The York County Genealogical &
Historical Society (YCGHS) strives to highlight the role of history as
a vital part of the cultural and social fabric of York County, South
Carolina. YCGHS is dedicated to preserving, celebrating and educating
the public about the county's richly diverse history.
Brief History Of York County
York County is located in the piedmont of South Carolina with an
estimated population of more than 210,000. The County includes the communities of Rock Hill, Fort Mill, York,
Clover, Tega Cay, Lake Wylie, Hickory Grove, McConnells and Sharon. York County honors its past with several
Cultural and Heritage Museums, including Historic Brattonsville, the McCelvey Center and the Museum of York County.
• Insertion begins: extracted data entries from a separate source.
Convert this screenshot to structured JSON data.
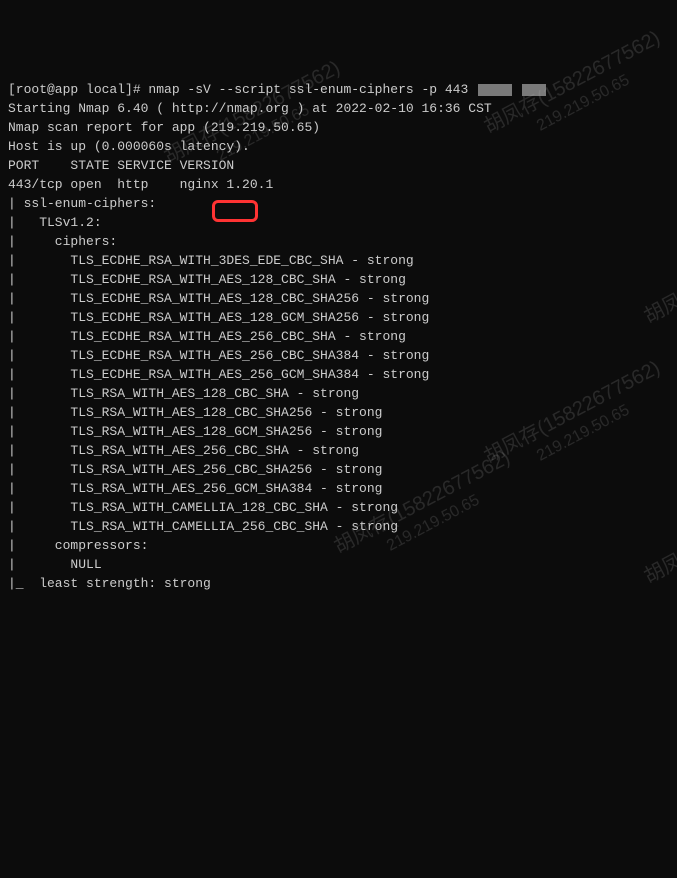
{
  "prompt": {
    "user": "root",
    "host": "app",
    "cwd": "local",
    "symbol": "#"
  },
  "command": "nmap -sV --script ssl-enum-ciphers -p 443",
  "blank1": "",
  "start_line": "Starting Nmap 6.40 ( http://nmap.org ) at 2022-02-10 16:36 CST",
  "report_line": "Nmap scan report for app (219.219.50.65)",
  "host_line": "Host is up (0.000060s latency).",
  "header_line": "PORT    STATE SERVICE VERSION",
  "port_line": "443/tcp open  http    nginx 1.20.1",
  "script_header": "| ssl-enum-ciphers:",
  "tls_header": "|   TLSv1.2:",
  "ciphers_header": "|     ciphers:",
  "ciphers": [
    "|       TLS_ECDHE_RSA_WITH_3DES_EDE_CBC_SHA - strong",
    "|       TLS_ECDHE_RSA_WITH_AES_128_CBC_SHA - strong",
    "|       TLS_ECDHE_RSA_WITH_AES_128_CBC_SHA256 - strong",
    "|       TLS_ECDHE_RSA_WITH_AES_128_GCM_SHA256 - strong",
    "|       TLS_ECDHE_RSA_WITH_AES_256_CBC_SHA - strong",
    "|       TLS_ECDHE_RSA_WITH_AES_256_CBC_SHA384 - strong",
    "|       TLS_ECDHE_RSA_WITH_AES_256_GCM_SHA384 - strong",
    "|       TLS_RSA_WITH_AES_128_CBC_SHA - strong",
    "|       TLS_RSA_WITH_AES_128_CBC_SHA256 - strong",
    "|       TLS_RSA_WITH_AES_128_GCM_SHA256 - strong",
    "|       TLS_RSA_WITH_AES_256_CBC_SHA - strong",
    "|       TLS_RSA_WITH_AES_256_CBC_SHA256 - strong",
    "|       TLS_RSA_WITH_AES_256_GCM_SHA384 - strong",
    "|       TLS_RSA_WITH_CAMELLIA_128_CBC_SHA - strong",
    "|       TLS_RSA_WITH_CAMELLIA_256_CBC_SHA - strong"
  ],
  "compressors_header": "|     compressors:",
  "compressors_value": "|       NULL",
  "least_strength": "|_  least strength: strong",
  "watermark": {
    "name": "胡凤存(15822677562)",
    "ip": "219.219.50.65"
  }
}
Human habitation of the area began with settlement by the Catawba
Indian Nation. They built their homes along the creek and river highlands and made their living by hunting, farming and
fishing. The Catawba reservation is located a few miles southeast of Rock Hill.
white settlers came up from Charleston, SC and down from
Pennsylvania through Virginia. The Germans, English, Welsh, Irish and
French came and moved on, but the Scots-Irish stayed. Early
settlement centered on Ebenezerville, currently the area of the Herlong
and Ebenezer intersection. Residents built cotton
plantations and bales of cotton were shipped downstream through Camden
and on to Charleston where they were then
shipped to the mills of New England and England for processing and
weaving. Originally most of York County was part of
North Carolina. A 1772, settlement set the boundary and called the area
the “New Acquisition” of South Carolina.
Several Revolutionary War battles were fought on York County soil. The
Battle of Huck’s Defeat (or Williamson’s Plantation) on July 12, 1780, was the first British defeat since the fall of
Charleston some months earlier. The Battle of King’s Mountain was was fought on October 7, 1780 on land that straddles the SC–NC border in northwest York County between patriot forces and loyalist forces. The patriot forces consisted of "Over the
Mountain Men" of Tennessee, Virginia, and North Carolina, local men from what is now Gaston County, NC, who were called the "South Fork Boys", and men from York and surrounding SC counties. This battle was a resounding patriot victory.